Für lokales Aufsehen sorgte seine Belegung, die sich vom klassischen neapolitanischen Vorbild deutlich unterscheidet. „Ich bin kein Italiener, sondern – wenn man so will – ein New Yorker. Meine Mutter ist Chinesin, mein Vater Japaner. Ich bin mit New York Style Pizza aufgewachsen, auch wenn das meistens keine große kulinarische Erleuchtung war. Hier in Brasilien belege ich meine Pizze mit den Dingen, die ich frisch am Markt bekomme, und kombiniere sie, wie es mir gefällt“, so Sei. Besonders angetan hat es ihm der fermentierte brasilianische Insektenhonig, der kaum süß, dafür aber sehr aromatisch ist. Außerdem kommen ihm nie mehr als drei Komponenten auf die Pizza, weil das reicht, um eine spannende Kombination zu ergeben. Anfangs wurde er als „Pizza-Nazi“ verunglimpft, weil er sich weigerte, auf Sonderwünsche („mehr Käse“, „extra scharf“ etc.) einzugehen. Auch das in anderen Pizzarias beliebte Ketchup hat er zum Unverständnis mancher Gäste aus seinem Lokal verbannt. Doch diese kritischen Stimmen sind längst verstummt. Sein erstes Mini-Lokal Farinha e Ferro musste er noch in einer wenig attraktiven Gasse im Arbeiterbezirk Catete aufsperren. Es folgte ein weiteres Lokal in Botafogo und vergangenes Jahr noch eines im schicken Leblon. Sei ist in kürzester Zeit zum unumstrittenen Pizza-König von Rio geworden.
Wo gibt es die beste Pizza der Welt? Für den New Yorker Starkoch David Chang ist die Antwort klar: Tokio! Und viele Experten geben ihm recht. Die Japaner (und zigtausende westliche Ex-Pats, die dort leben) lieben Pizza. Und wer den Fanatismus kennt, mit dem sich japanische Köche an die Umsetzung einer kulinarischen Idee machen, wird sich nicht wundern, dass es in der japanischen Hauptstadt einige der besten Pizza-Bäcker der Welt gibt. Insofern hat Chang zweifellos recht. Wenn man eine Marinara in makelloser Purezza sucht, wird man auf der Welt keinen besseren Platz als das Seirinkan finden. Susumu Kakinuma macht aber auch grandiose Margheritas, die zusätzlich mit frischen Tomaten belegt werden. Andere Pizze gibt es bei Kakinuma nicht, womit sich auch eventuelle Fragen nach Extrawünschen erübrigen. Sein schärfster Konkurrent im Rennen um den informellen Titel „Bester Pizzaiolo Tokios“ ist Tsubasa Tamaki, der zuvor bei Kakinuma gelernt hatte.

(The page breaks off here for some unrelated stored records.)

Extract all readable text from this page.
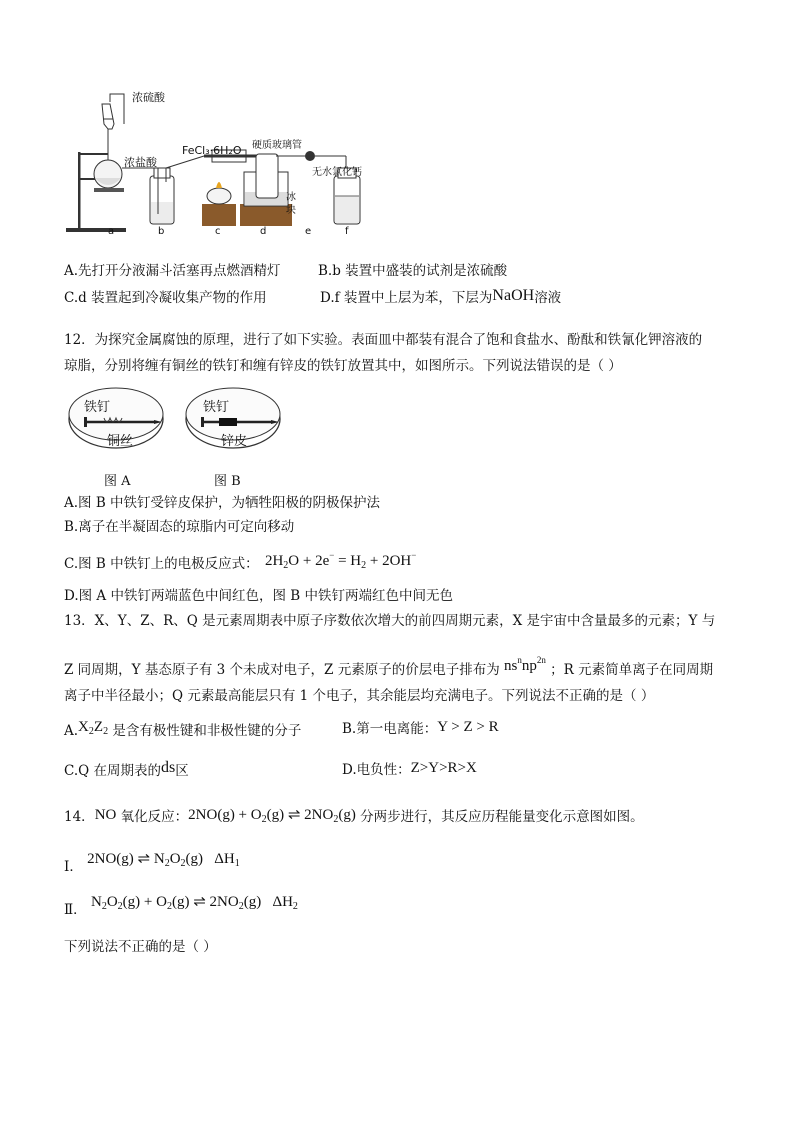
浓硫酸
浓盐酸
FeCl₃·6H₂O 硬质玻璃管
无水氯化钙
冰
块
a	b	c	d	e	f
A.先打开分液漏斗活塞再点燃酒精灯	B.b 装置中盛装的试剂是浓硫酸
C.d 装置起到冷凝收集产物的作用	D.f 装置中上层为苯，下层为NaOH溶液
12．为探究金属腐蚀的原理，进行了如下实验。表面皿中都装有混合了饱和食盐水、酚酞和铁氰化钾溶液的
琼脂，分别将缠有铜丝的铁钉和缠有锌皮的铁钉放置其中，如图所示。下列说法错误的是（ ）
铁钉
铜丝
图 A
铁钉
锌皮
图 B
A.图 B 中铁钉受锌皮保护，为牺牲阳极的阴极保护法
B.离子在半凝固态的琼脂内可定向移动
C.图 B 中铁钉上的电极反应式： $2H_2O + 2e^- = H_2 + 2OH^-$
D.图 A 中铁钉两端蓝色中间红色，图 B 中铁钉两端红色中间无色
13．X、Y、Z、R、Q 是元素周期表中原子序数依次增大的前四周期元素，X 是宇宙中含量最多的元素；Y 与
Z 同周期，Y 基态原子有 3 个未成对电子，Z 元素原子的价层电子排布为 $ns^nnp^{2n}$ ；R 元素简单离子在同周期
离子中半径最小；Q 元素最高能层只有 1 个电子，其余能层均充满电子。下列说法不正确的是（ ）
$A.X_2Z_2$ 是含有极性键和非极性键的分子	B.第一电离能：Y > Z > R
C.Q 在周期表的ds区	D.电负性：Z>Y>R>X
14．NO 氧化反应：$2NO(g) + O_2(g)$ ⇌ $2NO_2(g)$ 分两步进行，其反应历程能量变化示意图如图。
Ⅰ． 2NO(g) ⇌ $N_2O_2(g)$   $\Delta H_1$
Ⅱ． $N_2O_2(g) + O_2(g)$ ⇌ $2NO_2(g)$   $\Delta H_2$
下列说法不正确的是（ ）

Es sind Kleinigkeiten, wie das zarte Aromatisieren durch die kurzfristige Beigabe von speziellen Holzsorten in den Ofen oder den leichten Salzregen, den Tamaki seinen Pizze mit auf den Weg gibt, bevor er sie ins Rohr schiebt, die zeigen, mit welcher Hingabe und Detailverliebtheit hier Pizza gebacken wird. Immer wieder probiert Tamaki auch Spezial-Pizze mit japanischen Toppings, die absoluten Kultstatus haben.
Außerhalb von Italien ist man sich weitgehend einig, dass die Pizza aus Neapel stammt. Doch fragen Sie einmal einen römischen Pizzaiolo! .....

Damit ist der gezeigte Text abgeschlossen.